IMAFLORA: COMO FORAM AS DISCUSSÕES SOBRE AGRICULTURA SUSTENTÁVEL NAS NEGOCIAÇÕES DO CLIMA DAS NAÇÕES

Na última quinta-feira (16/06), a Conferência de Bonn, onde acontecem as negociações preparatórias de clima das Nações Unidas, acabou, após duas semanas intensas de discussão sobre temas como o Grupo de Trabalho Koronivia para a Agricultura Sustentável (Koronivia Joint Work on Agriculture - KJWA), artigo 6 do Acordo de Paris, Financiamento Climático às perdas e danos, Meta global de Adaptação, entre outros.



Os negociadores de todas as nações tinham como principal objetivo produzir os rascunhos dos documentos que serão acordados em novembro deste ano, na COP27, na conferência de Sharm El-Sheikh, no Egito.


Tendo um olhar mais específico para o Grupo de Koronivia, eram dois os principais objetivos dessas reuniões, conta Renata Potenza, coordenadora de clima do Imaflora, que acompanhou o evento. O primeiro objetivo foi pautado na aprovação de um documento que trouxesse a síntese das discussões técnicas que ocorreram no último workshop do grupo no final de 2021 sobre as temáticas de gestão sustentável das áreas de agricultura e estratégias e modalidades para ampliar a implementação de melhores práticas, inovações e tecnologias na produção agropecuária. O segundo objetivo era a produção do rascunho de um documento com o propósito de pautar as discussões sobre os próximos passos e o futuro das discussões do grupo de agricultura Koronivia.


Estabelecido em novembro de 2017 com o objetivo de discutir e direcionar ações relacionadas à tópicos inter-relacionados sobre solo, uso de nutrientes, água, pecuária, métodos para avaliar a adaptação e as dimensões socioeconômicas, a decisão que criou a Grupo de Koronivia reconhece a importância fundamental da agricultura na resposta às mudanças climáticas. Para o Imaflora, a continuidade das discussões sobre o trabalho do grupo aponta para uma necessidade urgente de estruturar um mecanismo de governança de conexão dos acordos e instrumentos políticos do Koronivia. “Um mecanismo de governança policêntrica com representantes do setor público e privado e da sociedade civil poderia se tornar mais eficaz na comunicação dos resultados e acompanhar a implementação das possíveis soluções discutidas e desenvolvidas pelos especialistas”, afirma o instituto em seu posicionamento lançado no dia 7 de junho, no âmbito do Programa Carbon on Track.

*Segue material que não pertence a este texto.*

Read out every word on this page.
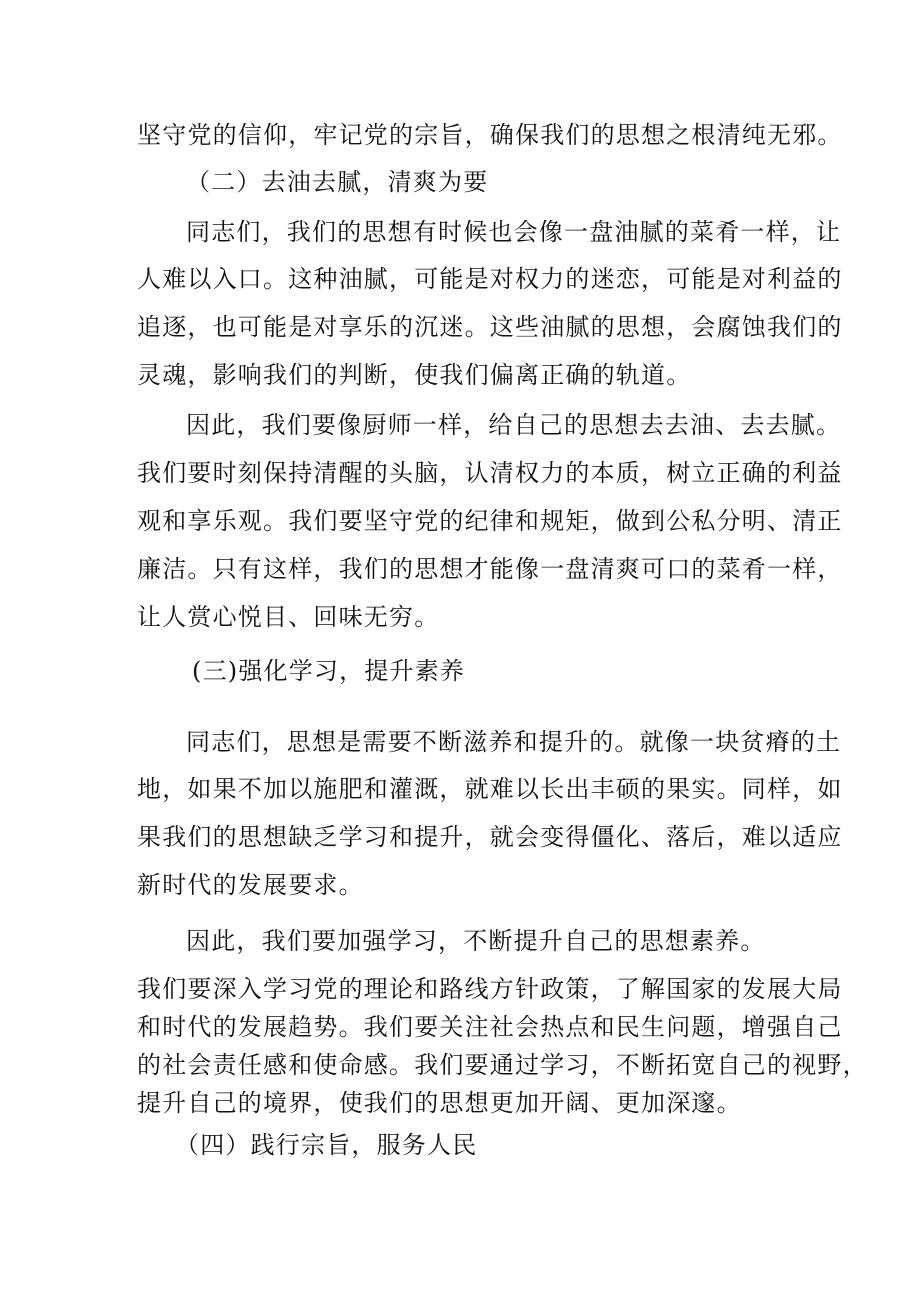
坚守党的信仰，牢记党的宗旨，确保我们的思想之根清纯无邪。
（二）去油去腻，清爽为要
同志们，我们的思想有时候也会像一盘油腻的菜肴一样，让
人难以入口。这种油腻，可能是对权力的迷恋，可能是对利益的
追逐，也可能是对享乐的沉迷。这些油腻的思想，会腐蚀我们的
灵魂，影响我们的判断，使我们偏离正确的轨道。
因此，我们要像厨师一样，给自己的思想去去油、去去腻。
我们要时刻保持清醒的头脑，认清权力的本质，树立正确的利益
观和享乐观。我们要坚守党的纪律和规矩，做到公私分明、清正
廉洁。只有这样，我们的思想才能像一盘清爽可口的菜肴一样，
让人赏心悦目、回味无穷。
(三)强化学习，提升素养
同志们，思想是需要不断滋养和提升的。就像一块贫瘠的土
地，如果不加以施肥和灌溉，就难以长出丰硕的果实。同样，如
果我们的思想缺乏学习和提升，就会变得僵化、落后，难以适应
新时代的发展要求。
因此，我们要加强学习，不断提升自己的思想素养。
我们要深入学习党的理论和路线方针政策，了解国家的发展大局
和时代的发展趋势。我们要关注社会热点和民生问题，增强自己
的社会责任感和使命感。我们要通过学习，不断拓宽自己的视野，
提升自己的境界，使我们的思想更加开阔、更加深邃。
（四）践行宗旨，服务人民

Segundo Potenza, ao longo desses mais de 10 dias de discussões, os países trouxeram suas posições e propostas sobre os dois pontos abordados acima. Questões relacionadas à adaptação dos sistemas produtivos para uma maior resiliência e segurança alimentar, maior ambição e inclusão do tema de mitigação das emissões de gases de efeito estufa para o setor agropecuário, abordagem do tema de sistemas alimentares e de agroecologia, entre outros fizeram parte da pauta do encontro. Como resultado dessas negociações, definiu- se o primeiro objetivo cumprido através de um documento redigido pelos facilitadores das discussões com as conclusões acordadas entre os países, sendo as duas principais conclusões:


1. “Observou-se a importância de considerar a terra e a água sustentáveis para a agricultura de forma sistêmica e integrada informada por bases científicas, e conhecimentos indígenas implementados de forma participativa e inclusiva e levando em consideração as circunstâncias regionais, nacionais e locais para oferecer uma gama de múltiplos benefícios, quando aplicável, como adaptação, co-benefícios de adaptação e mitigação, para garantir a segurança alimentar e nutricional”;


2. “Reconhece-se que a ampliação da implementação de boas práticas requer melhorias e compartilhamento de conhecimento, acesso a financiamento, desenvolvimento e transferência de tecnologia e capacitação, além de que políticas inovadoras e abordagens de expansão, como arranjos institucionais, parcerias e empoderamento, podem incentivar a implementação e apoiar um ambiente propício para ampliação das melhores práticas”.